- Born: 13 April 1878 Nagybecskerek, Austria-Hungary
- Died: 27 September 1958 (aged 80) Hamburg, West Germany
- Occupation: Magician

= János Bartl =

János Bartl (1878–1958), a descendant of a German craftsman family which had emigrated to Hungary, was one of the most important magic supply dealers of the pre-war era.

== Biography ==
His parents called him Johann, but on his Hungarian birth certificate it said János. After attending school, he learned the craft of book-binding in his home town. As a journeyman he worked in Budapest, Vienna, Dresden, Munich, and Hamburg in large workshops. By 1902 Bartl was employed as a book cover gilder.

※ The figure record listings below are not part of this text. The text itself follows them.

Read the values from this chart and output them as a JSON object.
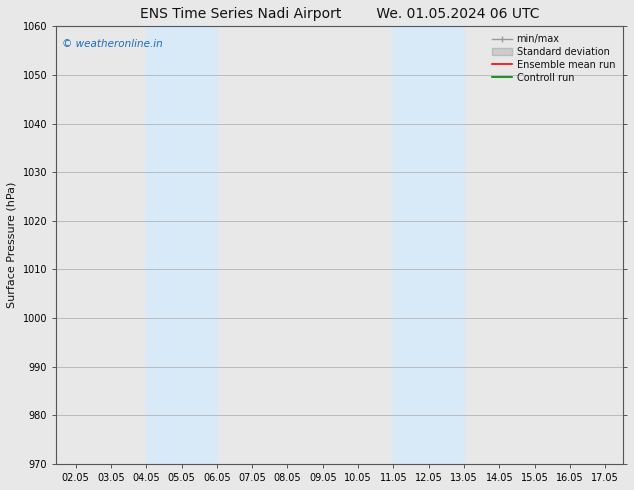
{
  "title_left": "ENS Time Series Nadi Airport",
  "title_right": "We. 01.05.2024 06 UTC",
  "ylabel": "Surface Pressure (hPa)",
  "ylim": [
    970,
    1060
  ],
  "yticks": [
    970,
    980,
    990,
    1000,
    1010,
    1020,
    1030,
    1040,
    1050,
    1060
  ],
  "xlim": [
    1.5,
    17.55
  ],
  "xticks": [
    2.05,
    3.05,
    4.05,
    5.05,
    6.05,
    7.05,
    8.05,
    9.05,
    10.05,
    11.05,
    12.05,
    13.05,
    14.05,
    15.05,
    16.05,
    17.05
  ],
  "xticklabels": [
    "02.05",
    "03.05",
    "04.05",
    "05.05",
    "06.05",
    "07.05",
    "08.05",
    "09.05",
    "10.05",
    "11.05",
    "12.05",
    "13.05",
    "14.05",
    "15.05",
    "16.05",
    "17.05"
  ],
  "shade_regions": [
    {
      "xmin": 4.05,
      "xmax": 6.05
    },
    {
      "xmin": 11.05,
      "xmax": 13.05
    }
  ],
  "shade_color": "#d8eaf7",
  "watermark": "© weatheronline.in",
  "watermark_color": "#1a6bbf",
  "background_color": "#e8e8e8",
  "plot_bg_color": "#e8e8e8",
  "grid_color": "#aaaaaa",
  "font_color": "#111111",
  "title_fontsize": 10,
  "tick_fontsize": 7,
  "ylabel_fontsize": 8
}
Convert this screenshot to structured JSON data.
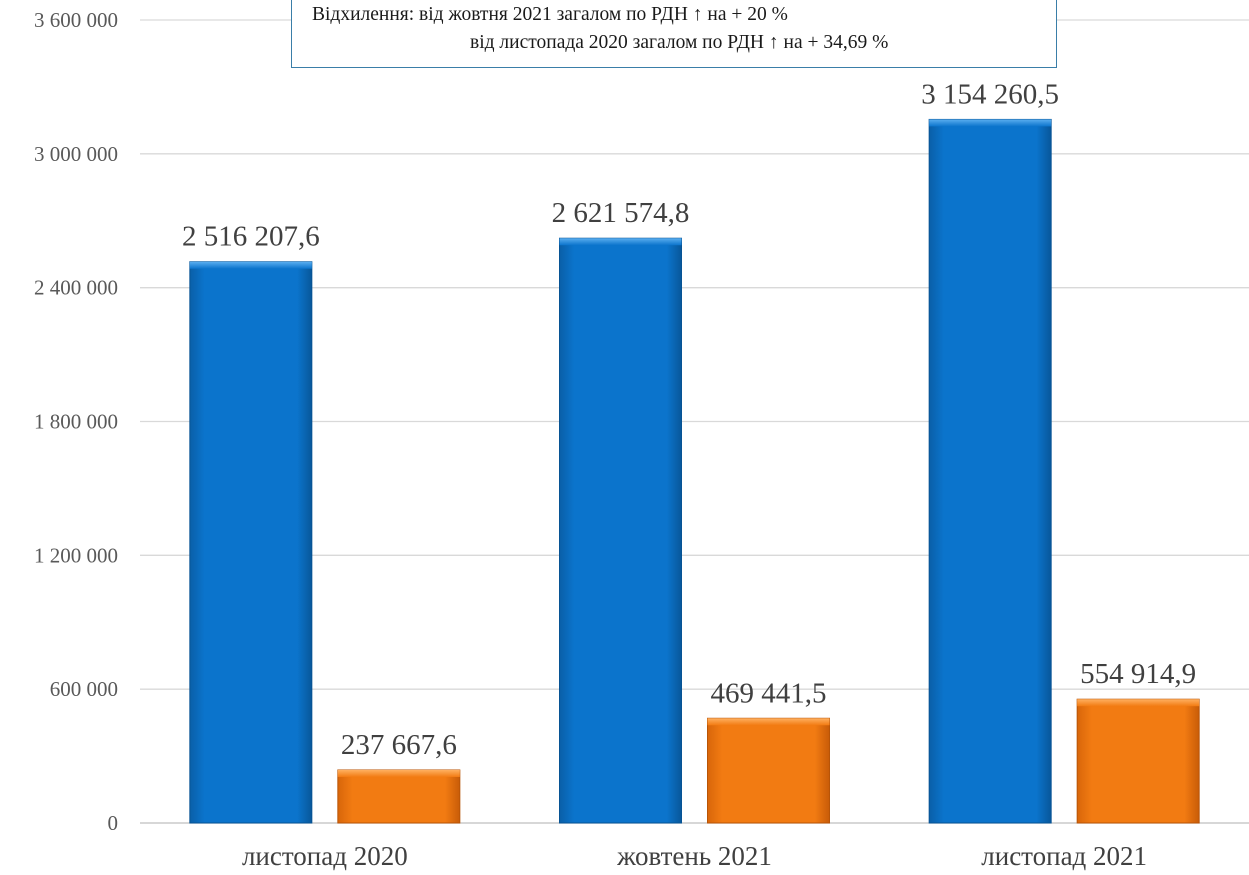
{
  "chart_data": {
    "type": "bar",
    "categories": [
      "листопад 2020",
      "жовтень 2021",
      "листопад 2021"
    ],
    "series": [
      {
        "values": [
          2516207.6,
          2621574.8,
          3154260.5
        ],
        "labels": [
          "2 516 207,6",
          "2 621 574,8",
          "3 154 260,5"
        ],
        "color": "#0a72c8"
      },
      {
        "values": [
          237667.6,
          469441.5,
          554914.9
        ],
        "labels": [
          "237 667,6",
          "469 441,5",
          "554 914,9"
        ],
        "color": "#f07a10"
      }
    ],
    "ylim": [
      0,
      3600000
    ],
    "yticks": [
      0,
      600000,
      1200000,
      1800000,
      2400000,
      3000000,
      3600000
    ],
    "ytick_labels": [
      "0",
      "600 000",
      "1 200 000",
      "1 800 000",
      "2 400 000",
      "3 000 000",
      "3 600 000"
    ],
    "grid": true,
    "annotation": {
      "line1": "Відхилення: від жовтня 2021 загалом по РДН ↑ на + 20 %",
      "line2": "від листопада 2020 загалом по РДН ↑ на + 34,69 %"
    }
  }
}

He studied magic books in his free time and by 1909 he was performing professionally. He travelled predominantly through German towns under the name of "Aradi" and later under his own name. Around 1910 he opened a magic school, which called "Academy for Modern Magic Art", but it was apparently not very successful. A short time after the family arrival in Hamburg, they rented several rooms in an adjacent house for the production and sale of magic items. The store took off quickly offering not only magic tricks and books but also gag gifts, puzzle games, fireworks, and picture postcards.

From 1919 to 1924, he joined Carl Willmann in the Vereinigte Zauberapparate Fabrik Bartl & Willmann (United Magic Instruments Factory of Bartl & Willmann). Bartl was still offering Willmann's products for years afterwards in his sale lists. Bartl shipped his products to all parts of the world. Dinardi and Okito, among others, used Bartl's inventions.